Akne ve Psikiyatrik Hastaliklar

Akne ve Psikiyatrik Hastalıklar

Akne vulgarisin genellikle ciddi fiziksel semptoma yol açmayan bir hastalık olması ve toplumun bazı kesimleri tarafından ergenlik-gençlik döneminde yaşanan doğal bir süreç olarak değerlendirilmesi sebebiyle, hastalar üzerinde yarattığı ruhsal etkiler sıklıkla göz ardı edilmektedir. Ancak yapılan bir çalışmada, akne hastaları kendilerini hasta olarak görmemelerine rağmen, yaşam kalitesi ve ruhsal durumlarının astım, epilepsi, diyabet, bel ağrısı, artrit gibi ciddi sağlık sorunlarına sahip hastalardan daha kötü olduğu saptanmıştır.
Akne vulgaris genellikle psikolojik açıdan gelişim içinde olan, vücut görüntüsündeki değişikliklere karşı daha hassas olan ergen ve gençleri etkilemektedir. Aknenin sıklıkla yüzü etkilediği ve yüz görünümünün de insanın beden imajı algısında ve sosyalleşmede önemli bir yere sahip olduğu düşünüldüğünde, aknenin kişiler üzerinde yarattığı ruhsal stres daha kolay anlaşılabilir. Yüzünde akne bulunan kişilerin, diğer insanlar tarafından yüzünde akne olmayanlara göre daha az çekici, güvenilir ve dost canlısı bulunduğu bildirilmiştir. İnsanların karşılarındaki kişi hakkında ilk izlenimlerini fiziksel görünüşü değerlendirerek oluşturduğu bilinmekte, bu nedenle de akne sosyal ilişkilerde hasta açısından bir dezavantaj yaratmaktadır. Ayrıca günümüzde medya aracılığıyla yaratılan ideal, mükemmel cilt algısı kişilerde gerçekçi olmayan beklentilere yol açmakta, bu nedenle akne gelişimi kişileri derinden etkileyebilmektedir.
Akne hastalarında erken dönemde utanma, çekinme, öfke, reddedilme beklentisi, kendine az değer verme gibi duygular nedeniyle özgüvende azalma, içine kapanma, sosyal ilişkilerden kaçınma, sosyal kaygı ve beden imajı algısında bozulma meydana gelmektedir. Bu durum hastaların yaşam kalitesinde bozulma, sosyal ilişkilerde, iş ve okul hayatında zorluklar ve fonksiyon kaybı yaratmakta, bu da hastalarda depresyon, anksiyete, intihar düşüncesi ve girişimi gibi psikiyatrik morbiditelerin gelişimine neden olmaktadır. Yapılan çalışmalarda aknenin sosyalleşme, sportif aktivitelere katılım, iş bulma, akademik performans, romantik ve cinsel ilişkide bulunma gibi alanlarda hastaların sorun yaşamasına neden olduğu belirlenmiştir.

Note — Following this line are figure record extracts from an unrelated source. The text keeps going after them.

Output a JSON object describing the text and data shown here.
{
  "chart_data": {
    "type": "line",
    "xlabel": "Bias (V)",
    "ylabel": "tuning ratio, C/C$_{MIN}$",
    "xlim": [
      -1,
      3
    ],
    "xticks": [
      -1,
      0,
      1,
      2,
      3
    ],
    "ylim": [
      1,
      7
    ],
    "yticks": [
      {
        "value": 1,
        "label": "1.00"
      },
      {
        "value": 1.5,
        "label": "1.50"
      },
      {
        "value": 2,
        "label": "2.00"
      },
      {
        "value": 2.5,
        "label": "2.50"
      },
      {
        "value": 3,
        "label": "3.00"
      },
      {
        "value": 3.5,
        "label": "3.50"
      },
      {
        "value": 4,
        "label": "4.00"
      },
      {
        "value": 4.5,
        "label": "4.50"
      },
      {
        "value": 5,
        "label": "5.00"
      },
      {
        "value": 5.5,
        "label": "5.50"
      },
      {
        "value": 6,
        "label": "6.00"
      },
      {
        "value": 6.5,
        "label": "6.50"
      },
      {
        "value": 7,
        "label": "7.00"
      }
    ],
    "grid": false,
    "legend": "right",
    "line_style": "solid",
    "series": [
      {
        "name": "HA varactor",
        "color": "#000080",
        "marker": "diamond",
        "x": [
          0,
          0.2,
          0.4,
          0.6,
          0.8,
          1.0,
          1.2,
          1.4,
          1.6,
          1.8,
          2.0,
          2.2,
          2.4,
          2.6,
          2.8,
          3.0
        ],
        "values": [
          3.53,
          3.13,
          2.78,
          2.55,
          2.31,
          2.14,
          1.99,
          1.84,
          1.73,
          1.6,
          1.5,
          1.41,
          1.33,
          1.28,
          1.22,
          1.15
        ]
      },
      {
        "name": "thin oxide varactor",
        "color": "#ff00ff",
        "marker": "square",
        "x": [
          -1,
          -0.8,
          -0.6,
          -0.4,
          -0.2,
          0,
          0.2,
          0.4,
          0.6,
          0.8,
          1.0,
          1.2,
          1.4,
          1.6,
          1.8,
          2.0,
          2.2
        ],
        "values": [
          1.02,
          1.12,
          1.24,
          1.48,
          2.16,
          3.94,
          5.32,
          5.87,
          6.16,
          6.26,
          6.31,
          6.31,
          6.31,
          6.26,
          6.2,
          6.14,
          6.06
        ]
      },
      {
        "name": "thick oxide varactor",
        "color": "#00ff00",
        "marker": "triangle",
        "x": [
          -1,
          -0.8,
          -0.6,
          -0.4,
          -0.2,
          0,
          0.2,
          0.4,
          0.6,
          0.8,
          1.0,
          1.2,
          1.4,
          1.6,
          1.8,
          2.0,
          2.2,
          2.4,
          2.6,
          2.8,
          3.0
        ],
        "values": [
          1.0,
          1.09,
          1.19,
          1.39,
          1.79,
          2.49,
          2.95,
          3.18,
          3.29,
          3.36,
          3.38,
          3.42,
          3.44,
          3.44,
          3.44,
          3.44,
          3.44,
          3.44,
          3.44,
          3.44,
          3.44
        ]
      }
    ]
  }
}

Hastaların psikolojik yönden etkilenme düzeylerini belirleyen faktörler arasında lezyonların yerleşim yeri, görünürlüğü, hastalık süresi, yaş, cinsiyet, kişinin görünümüne verdiği değer, sosyal çevre desteği ve çocukluk çağı tecrübeleri yer almaktadır. Hastalığın yarattığı ruhsal etki hastalık şiddetiyle her zaman orantılı değildir, özellikle yüz gibi bölgelerde hafif-orta şiddette hastalık varlığı bile kişiler için ciddi ruhsal stres yaratabilmektedir. Akne hastalarında tedaviyle sosyal kaçınma davranışlarında ve ruhsal streste azalma olduğu bildirilmiştir. Aknenin tedavi edilmediğinde hastalarda yaşam boyunca sürebilecek duygusal ve psikolojik izler de bırakabileceği dikkate alındığında, hastaların ruhsal stres yönünden değerlendirilmesi ve erken dönemde etkin bir şekilde tedavi edilmesi büyük önem taşımaktadır.